PCI SSC will begin accepting SSF Company applications in October 2019. In order to be listed as an SSF Assessor Company, the company must have at least one employee successfully complete the Secure Software Assessor or Secure SLC Assessor training and exam. Training will be available in early 2020, and more information, including course details and fees, will be published on the PCI SSC website.
The Software Security Framework - Qualification Requirements for Assessors provide all the details on what it takes for companies and their employees to be qualified to conduct assessments under the SSF. Here are a few key things to note:
- SSF Assessor Companies do not have to be existing QSA Companies: Any company that meets the qualification requirements, fees and documentation can be qualified as an SSF Assessor Company.
- PA-QSAs and QSAs are eligible for a modified training requirement: For both Secure SLC and Secure Software Programs, in addition to meeting the SSF Qualification Requirements for Assessors, PA-QSAs may complete computer-based training (CBT) and the corresponding exam, instead of instructor-led training required for new assessors. QSAs are eligible for CBT for Secure SLC only.
- Training will be rolled out in two phases: Computer-based training will be available first for PA-QSAs (and QSAs for Secure SLC only), followed by instructor-led training for QSAs and new assessors.
PA-DSS Program Transition
When PA-DSS v3.2 expires in 2022, the standard and program will be formally retired and replaced by the SSF. At that time, all PA-DSS validations will move to the “Acceptable Only for Pre-Existing Deployments" tab on the PA-DSS listing and the PA-DSS Program will close.
In the interim, to help minimize disruption and ease the transition process for stakeholders, the PA-DSS and SSF Programs will run in parallel, with the PA-DSS Program continuing to operate as it does now:
- Existing PA-DSS validated payment applications: The PA-DSS Program remains open and fully supported until October 2022, with no changes to how existing PA-DSS validated applications are handled. They will remain on the List of PA-DSS Validated Payment Applications until their expiry dates, and per the normal process vendors can submit changes to them until PA-DSS v3.2 expiry (28 October 2022).
- New PA-DSS submissions: Vendors will be able to submit new payment software products for PA-DSS validation and listing until 30 June 2021.
Assessments against the PCI Software Security Framework are anticipated to begin in Q1 2020 and will have a three-year validity period.

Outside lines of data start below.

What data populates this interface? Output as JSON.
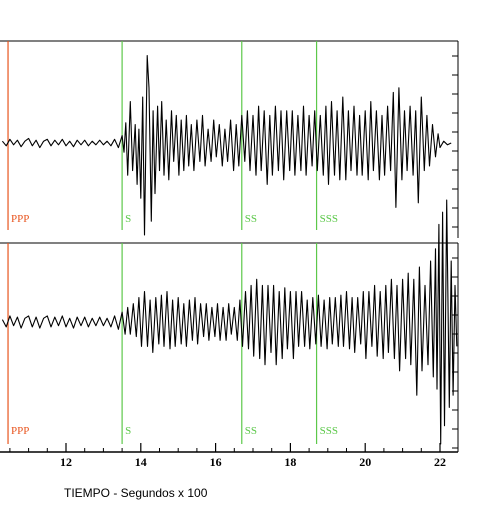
{
  "chart_data": {
    "type": "line",
    "xlabel": "TIEMPO - Segundos x 100",
    "xlim": [
      10.3,
      22.5
    ],
    "x_ticks": [
      12,
      14,
      16,
      18,
      20,
      22
    ],
    "x_tick_labels": [
      "12",
      "14",
      "16",
      "18",
      "20",
      "22"
    ],
    "grid": false,
    "phase_markers": [
      {
        "label": "PPP",
        "x": 10.45,
        "color": "#e8541e"
      },
      {
        "label": "S",
        "x": 13.5,
        "color": "#5cc84a"
      },
      {
        "label": "SS",
        "x": 16.7,
        "color": "#5cc84a"
      },
      {
        "label": "SSS",
        "x": 18.7,
        "color": "#5cc84a"
      }
    ],
    "series": [
      {
        "trace": [
          [
            10.3,
            0.02
          ],
          [
            10.4,
            -0.03
          ],
          [
            10.5,
            0.04
          ],
          [
            10.6,
            -0.02
          ],
          [
            10.7,
            0.03
          ],
          [
            10.8,
            -0.04
          ],
          [
            10.9,
            0.02
          ],
          [
            11.0,
            0.05
          ],
          [
            11.1,
            -0.03
          ],
          [
            11.2,
            0.03
          ],
          [
            11.3,
            -0.05
          ],
          [
            11.4,
            0.02
          ],
          [
            11.5,
            0.04
          ],
          [
            11.6,
            -0.03
          ],
          [
            11.7,
            0.03
          ],
          [
            11.8,
            -0.02
          ],
          [
            11.9,
            0.04
          ],
          [
            12.0,
            -0.03
          ],
          [
            12.1,
            0.02
          ],
          [
            12.2,
            -0.04
          ],
          [
            12.3,
            0.03
          ],
          [
            12.4,
            -0.02
          ],
          [
            12.5,
            0.03
          ],
          [
            12.6,
            -0.03
          ],
          [
            12.7,
            0.02
          ],
          [
            12.8,
            -0.02
          ],
          [
            12.9,
            0.03
          ],
          [
            13.0,
            -0.02
          ],
          [
            13.1,
            0.02
          ],
          [
            13.2,
            -0.03
          ],
          [
            13.3,
            0.04
          ],
          [
            13.4,
            -0.05
          ],
          [
            13.5,
            0.08
          ],
          [
            13.55,
            -0.1
          ],
          [
            13.6,
            0.22
          ],
          [
            13.65,
            -0.35
          ],
          [
            13.72,
            0.45
          ],
          [
            13.78,
            -0.3
          ],
          [
            13.85,
            0.2
          ],
          [
            13.9,
            -0.45
          ],
          [
            13.95,
            0.15
          ],
          [
            14.0,
            -0.6
          ],
          [
            14.05,
            0.5
          ],
          [
            14.1,
            -1.0
          ],
          [
            14.17,
            0.95
          ],
          [
            14.22,
            0.6
          ],
          [
            14.28,
            -0.85
          ],
          [
            14.33,
            0.35
          ],
          [
            14.38,
            -0.55
          ],
          [
            14.45,
            0.4
          ],
          [
            14.5,
            -0.3
          ],
          [
            14.56,
            0.45
          ],
          [
            14.62,
            -0.35
          ],
          [
            14.68,
            0.25
          ],
          [
            14.75,
            -0.4
          ],
          [
            14.82,
            0.35
          ],
          [
            14.88,
            -0.2
          ],
          [
            14.95,
            0.3
          ],
          [
            15.02,
            -0.35
          ],
          [
            15.08,
            0.25
          ],
          [
            15.15,
            -0.3
          ],
          [
            15.22,
            0.3
          ],
          [
            15.28,
            -0.25
          ],
          [
            15.35,
            0.2
          ],
          [
            15.42,
            -0.3
          ],
          [
            15.5,
            0.25
          ],
          [
            15.58,
            -0.2
          ],
          [
            15.65,
            0.3
          ],
          [
            15.72,
            -0.25
          ],
          [
            15.8,
            0.15
          ],
          [
            15.88,
            -0.2
          ],
          [
            15.95,
            0.25
          ],
          [
            16.02,
            -0.15
          ],
          [
            16.1,
            0.2
          ],
          [
            16.18,
            -0.25
          ],
          [
            16.25,
            0.15
          ],
          [
            16.32,
            -0.2
          ],
          [
            16.4,
            0.25
          ],
          [
            16.48,
            -0.3
          ],
          [
            16.55,
            0.2
          ],
          [
            16.62,
            -0.25
          ],
          [
            16.7,
            0.3
          ],
          [
            16.78,
            -0.2
          ],
          [
            16.85,
            0.35
          ],
          [
            16.92,
            -0.3
          ],
          [
            17.0,
            0.3
          ],
          [
            17.08,
            -0.35
          ],
          [
            17.15,
            0.4
          ],
          [
            17.22,
            -0.3
          ],
          [
            17.3,
            0.35
          ],
          [
            17.38,
            -0.45
          ],
          [
            17.45,
            0.3
          ],
          [
            17.52,
            -0.35
          ],
          [
            17.6,
            0.4
          ],
          [
            17.68,
            -0.3
          ],
          [
            17.75,
            0.35
          ],
          [
            17.82,
            -0.4
          ],
          [
            17.9,
            0.35
          ],
          [
            17.98,
            -0.3
          ],
          [
            18.05,
            0.35
          ],
          [
            18.12,
            -0.35
          ],
          [
            18.2,
            0.3
          ],
          [
            18.28,
            -0.3
          ],
          [
            18.35,
            0.4
          ],
          [
            18.42,
            -0.35
          ],
          [
            18.5,
            0.3
          ],
          [
            18.58,
            -0.25
          ],
          [
            18.65,
            0.35
          ],
          [
            18.72,
            -0.3
          ],
          [
            18.8,
            0.3
          ],
          [
            18.88,
            -0.35
          ],
          [
            18.95,
            0.4
          ],
          [
            19.02,
            -0.45
          ],
          [
            19.1,
            0.45
          ],
          [
            19.18,
            -0.35
          ],
          [
            19.25,
            0.35
          ],
          [
            19.32,
            -0.4
          ],
          [
            19.4,
            0.5
          ],
          [
            19.48,
            -0.4
          ],
          [
            19.55,
            0.35
          ],
          [
            19.62,
            -0.3
          ],
          [
            19.7,
            0.4
          ],
          [
            19.78,
            -0.35
          ],
          [
            19.85,
            0.3
          ],
          [
            19.92,
            -0.35
          ],
          [
            20.0,
            0.35
          ],
          [
            20.08,
            -0.4
          ],
          [
            20.15,
            0.45
          ],
          [
            20.22,
            -0.3
          ],
          [
            20.3,
            0.35
          ],
          [
            20.38,
            -0.4
          ],
          [
            20.45,
            0.3
          ],
          [
            20.52,
            -0.35
          ],
          [
            20.6,
            0.4
          ],
          [
            20.68,
            -0.3
          ],
          [
            20.75,
            0.55
          ],
          [
            20.82,
            -0.7
          ],
          [
            20.9,
            0.6
          ],
          [
            20.98,
            -0.4
          ],
          [
            21.05,
            0.35
          ],
          [
            21.12,
            -0.3
          ],
          [
            21.2,
            0.4
          ],
          [
            21.28,
            -0.35
          ],
          [
            21.35,
            0.35
          ],
          [
            21.42,
            -0.65
          ],
          [
            21.5,
            0.5
          ],
          [
            21.58,
            -0.3
          ],
          [
            21.65,
            0.3
          ],
          [
            21.72,
            -0.25
          ],
          [
            21.8,
            0.2
          ],
          [
            21.88,
            -0.15
          ],
          [
            21.95,
            0.1
          ],
          [
            22.0,
            -0.05
          ],
          [
            22.1,
            0.02
          ],
          [
            22.2,
            -0.02
          ],
          [
            22.3,
            0.0
          ]
        ]
      },
      {
        "trace": [
          [
            10.3,
            0.02
          ],
          [
            10.4,
            -0.04
          ],
          [
            10.5,
            0.05
          ],
          [
            10.6,
            -0.03
          ],
          [
            10.7,
            0.04
          ],
          [
            10.8,
            -0.05
          ],
          [
            10.9,
            0.03
          ],
          [
            11.0,
            0.05
          ],
          [
            11.1,
            -0.04
          ],
          [
            11.2,
            0.04
          ],
          [
            11.3,
            -0.05
          ],
          [
            11.4,
            0.03
          ],
          [
            11.5,
            0.05
          ],
          [
            11.6,
            -0.04
          ],
          [
            11.7,
            0.04
          ],
          [
            11.8,
            -0.03
          ],
          [
            11.9,
            0.05
          ],
          [
            12.0,
            -0.04
          ],
          [
            12.1,
            0.03
          ],
          [
            12.2,
            -0.05
          ],
          [
            12.3,
            0.04
          ],
          [
            12.4,
            -0.03
          ],
          [
            12.5,
            0.04
          ],
          [
            12.6,
            -0.04
          ],
          [
            12.7,
            0.03
          ],
          [
            12.8,
            -0.03
          ],
          [
            12.9,
            0.04
          ],
          [
            13.0,
            -0.03
          ],
          [
            13.1,
            0.03
          ],
          [
            13.2,
            -0.04
          ],
          [
            13.3,
            0.05
          ],
          [
            13.4,
            -0.06
          ],
          [
            13.5,
            0.08
          ],
          [
            13.58,
            -0.1
          ],
          [
            13.65,
            0.12
          ],
          [
            13.72,
            -0.1
          ],
          [
            13.8,
            0.15
          ],
          [
            13.88,
            -0.12
          ],
          [
            13.95,
            0.2
          ],
          [
            14.02,
            -0.2
          ],
          [
            14.1,
            0.25
          ],
          [
            14.18,
            -0.2
          ],
          [
            14.25,
            0.18
          ],
          [
            14.32,
            -0.25
          ],
          [
            14.4,
            0.2
          ],
          [
            14.48,
            -0.18
          ],
          [
            14.55,
            0.22
          ],
          [
            14.62,
            -0.2
          ],
          [
            14.7,
            0.25
          ],
          [
            14.78,
            -0.22
          ],
          [
            14.85,
            0.18
          ],
          [
            14.92,
            -0.2
          ],
          [
            15.0,
            0.2
          ],
          [
            15.08,
            -0.18
          ],
          [
            15.15,
            0.15
          ],
          [
            15.22,
            -0.2
          ],
          [
            15.3,
            0.18
          ],
          [
            15.38,
            -0.15
          ],
          [
            15.45,
            0.2
          ],
          [
            15.52,
            -0.18
          ],
          [
            15.6,
            0.15
          ],
          [
            15.68,
            -0.12
          ],
          [
            15.75,
            0.15
          ],
          [
            15.82,
            -0.15
          ],
          [
            15.9,
            0.12
          ],
          [
            15.98,
            -0.12
          ],
          [
            16.05,
            0.15
          ],
          [
            16.12,
            -0.15
          ],
          [
            16.2,
            0.12
          ],
          [
            16.28,
            -0.15
          ],
          [
            16.35,
            0.15
          ],
          [
            16.42,
            -0.1
          ],
          [
            16.5,
            0.12
          ],
          [
            16.58,
            -0.15
          ],
          [
            16.65,
            0.18
          ],
          [
            16.72,
            -0.2
          ],
          [
            16.8,
            0.25
          ],
          [
            16.88,
            -0.22
          ],
          [
            16.95,
            0.3
          ],
          [
            17.02,
            -0.28
          ],
          [
            17.1,
            0.35
          ],
          [
            17.18,
            -0.3
          ],
          [
            17.25,
            0.3
          ],
          [
            17.32,
            -0.35
          ],
          [
            17.4,
            0.3
          ],
          [
            17.48,
            -0.25
          ],
          [
            17.55,
            0.3
          ],
          [
            17.62,
            -0.35
          ],
          [
            17.7,
            0.25
          ],
          [
            17.78,
            -0.3
          ],
          [
            17.85,
            0.28
          ],
          [
            17.92,
            -0.22
          ],
          [
            18.0,
            0.25
          ],
          [
            18.08,
            -0.3
          ],
          [
            18.15,
            0.25
          ],
          [
            18.22,
            -0.2
          ],
          [
            18.3,
            0.25
          ],
          [
            18.38,
            -0.2
          ],
          [
            18.45,
            0.18
          ],
          [
            18.52,
            -0.22
          ],
          [
            18.6,
            0.2
          ],
          [
            18.68,
            -0.18
          ],
          [
            18.75,
            0.22
          ],
          [
            18.82,
            -0.2
          ],
          [
            18.9,
            0.18
          ],
          [
            18.98,
            -0.22
          ],
          [
            19.05,
            0.2
          ],
          [
            19.12,
            -0.18
          ],
          [
            19.2,
            0.2
          ],
          [
            19.28,
            -0.2
          ],
          [
            19.35,
            0.22
          ],
          [
            19.42,
            -0.2
          ],
          [
            19.5,
            0.25
          ],
          [
            19.58,
            -0.22
          ],
          [
            19.65,
            0.2
          ],
          [
            19.72,
            -0.25
          ],
          [
            19.8,
            0.2
          ],
          [
            19.88,
            -0.18
          ],
          [
            19.95,
            0.25
          ],
          [
            20.02,
            -0.3
          ],
          [
            20.1,
            0.25
          ],
          [
            20.18,
            -0.2
          ],
          [
            20.25,
            0.3
          ],
          [
            20.32,
            -0.28
          ],
          [
            20.4,
            0.25
          ],
          [
            20.48,
            -0.3
          ],
          [
            20.55,
            0.3
          ],
          [
            20.62,
            -0.25
          ],
          [
            20.7,
            0.35
          ],
          [
            20.78,
            -0.3
          ],
          [
            20.85,
            0.3
          ],
          [
            20.92,
            -0.4
          ],
          [
            21.0,
            0.35
          ],
          [
            21.08,
            -0.3
          ],
          [
            21.15,
            0.4
          ],
          [
            21.22,
            -0.35
          ],
          [
            21.3,
            0.35
          ],
          [
            21.38,
            -0.6
          ],
          [
            21.45,
            0.45
          ],
          [
            21.52,
            -0.4
          ],
          [
            21.6,
            0.3
          ],
          [
            21.68,
            -0.35
          ],
          [
            21.75,
            0.5
          ],
          [
            21.82,
            -0.45
          ],
          [
            21.88,
            0.6
          ],
          [
            21.92,
            -0.55
          ],
          [
            21.97,
            0.8
          ],
          [
            22.02,
            -1.0
          ],
          [
            22.07,
            0.9
          ],
          [
            22.12,
            -0.85
          ],
          [
            22.18,
            1.0
          ],
          [
            22.25,
            -0.7
          ],
          [
            22.3,
            0.5
          ],
          [
            22.35,
            -0.6
          ],
          [
            22.4,
            0.3
          ],
          [
            22.45,
            -0.2
          ]
        ]
      }
    ]
  }
}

More information on the PA-DSS Program transition is available in the Secure SLC and Secure Software Program Guides and the FAQs.
New SSF Listings
As part of the Secure SLC and Secure Software Programs, there will be three new lists on the PCI SSC website for use by payment software vendors, merchants, acquirers and other payment software users:
- SSF Assessor Company List: Software vendors can use this list to identify independent security organizations that are qualified by PCI SSC to perform assessments to the Secure Software Standard, the Secure SLC Standard or both. The SSF Assessor Company List will indicate whether a company is qualified as a Secure Software Assessor Company and/or as a Secure SLC Assessor Company.
- Validated Payment Software List: Merchant, acquirers and other payment software users can use this list to identify payment software products that have been evaluated by a Secure Software Assessor and validated as meeting the Secure Software Standard.
Initially, this program and list is specific to payment software products that store, process, or transmit clear-text account data, and are commercially available and developed by the vendor for sale to multiple organizations. As new modules are added to the Secure Software Standard to address other software types, use cases and technologies, the program scope will expand to support them. - Secure SLC Qualified Vendor List: Merchant, acquirers and other payment software users can use this list to identify payment software vendors who have software lifecycle development practices that have been evaluated by a Secure SLC Assessor and validated as meeting the Secure SLC Standard.